Die 1-%-Risikoregel bedeutet, dass du nie mehr als ein Prozent deines Kontos auf einen einzelnen Trade riskierst. Bei einem Konto von 10.000 $ sind das höchstens 100 $ Verlust pro Trade - ganz gleich, wie gut sich das Setup anfühlt. Es ist eine Obergrenze für den Schaden, keine Vorhersage über den Trade.
Warum ein Prozent Serien übersteht
Auch jede profitable Strategie verliert manchmal mehrere Trades hintereinander. Die Frage ist nicht, ob Serien vorkommen, sondern ob dein Konto sie übersteht. Bei einem Prozent Risiko hinterlässt selbst ein brutaler Lauf kaum eine Delle im Kontostand:
- 5 Verluste in Folge -> rund 5 % Drawdown.
- 10 Verluste in Folge -> rund 10 % Drawdown.
- 20 Verluste in Folge -> rund 18 % Drawdown.
Vergleiche das mit 10 % Risiko pro Trade, wo fünf Verluste in Folge das Konto ungefähr halbieren. Wie wahrscheinlich solche Serien sind, ist unter Wahrscheinlichkeit von Verlustserien nachzulesen.

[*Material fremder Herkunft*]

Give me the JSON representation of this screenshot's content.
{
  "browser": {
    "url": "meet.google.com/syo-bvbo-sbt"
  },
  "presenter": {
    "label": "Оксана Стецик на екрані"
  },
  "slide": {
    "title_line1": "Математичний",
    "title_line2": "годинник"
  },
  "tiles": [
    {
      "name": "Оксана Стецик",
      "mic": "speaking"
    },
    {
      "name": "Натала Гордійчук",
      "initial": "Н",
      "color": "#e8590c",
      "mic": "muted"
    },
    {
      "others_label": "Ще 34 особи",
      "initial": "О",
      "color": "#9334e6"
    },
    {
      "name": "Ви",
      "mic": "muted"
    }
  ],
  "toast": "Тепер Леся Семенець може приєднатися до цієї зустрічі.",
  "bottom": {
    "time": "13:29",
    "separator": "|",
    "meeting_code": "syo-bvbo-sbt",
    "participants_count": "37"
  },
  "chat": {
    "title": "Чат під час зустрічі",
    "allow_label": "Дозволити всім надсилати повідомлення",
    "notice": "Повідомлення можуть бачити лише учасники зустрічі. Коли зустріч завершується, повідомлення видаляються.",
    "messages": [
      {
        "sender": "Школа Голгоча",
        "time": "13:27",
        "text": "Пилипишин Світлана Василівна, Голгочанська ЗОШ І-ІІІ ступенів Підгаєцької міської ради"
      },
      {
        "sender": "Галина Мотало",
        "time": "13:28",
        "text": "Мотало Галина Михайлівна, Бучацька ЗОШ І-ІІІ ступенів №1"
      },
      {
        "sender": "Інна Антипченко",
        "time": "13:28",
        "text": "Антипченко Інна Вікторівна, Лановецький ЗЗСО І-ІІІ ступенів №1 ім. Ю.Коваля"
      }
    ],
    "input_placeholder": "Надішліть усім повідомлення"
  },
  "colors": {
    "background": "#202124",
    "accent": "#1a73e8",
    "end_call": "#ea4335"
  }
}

Die Mathematik der Erholung
Kleine Drawdowns holt man leicht auf, tiefe sind gnadenlos. Ein Verlust von 10 % braucht 11 % Gewinn zur Rückkehr, ein Verlust von 50 % dagegen 100 %. Jeden Trade auf ein Prozent zu begrenzen hält deine Drawdowns flach, sodass die Erholung immer in Reichweite bleibt. Es ist dieselbe Asymmetrie, die unter maximaler Drawdown erklärt wird.
Wie du tatsächlich mit einem Prozent handelst
Die Regel funktioniert nur, wenn sich deine Positionsgröße dem Stop anpasst. Nimm ein Prozent des Kontostands in Dollar und lass die Positionsgrößenberechnung daraus ein Lot machen:
Lotgröße = (1 % des Kontostands) / (Stop-Abstand in Pips x Pip-Wert pro Lot)
Ein enger Stop erlaubt ein größeres Lot, ein weiter Stop erzwingt ein kleineres. So oder so beträgt der Verlust in Dollar dasselbe eine Prozent, und genau darum geht es.
Wichtig: Ein Prozent ist die Obergrenze, kein Ziel, dem man hinterherjagt. Die Regel schützt dich vor deinem eigenen schlimmsten Trade. Sie nützt dir nichts, wenn du sie „nur dieses eine Mal“ bei einem Setup brichst, bei dem du dir sicher bist - genau diese eine Ausnahme ist der Weg, auf dem die meisten regeltreuen Trader am Ende doch ihr Konto sprengen.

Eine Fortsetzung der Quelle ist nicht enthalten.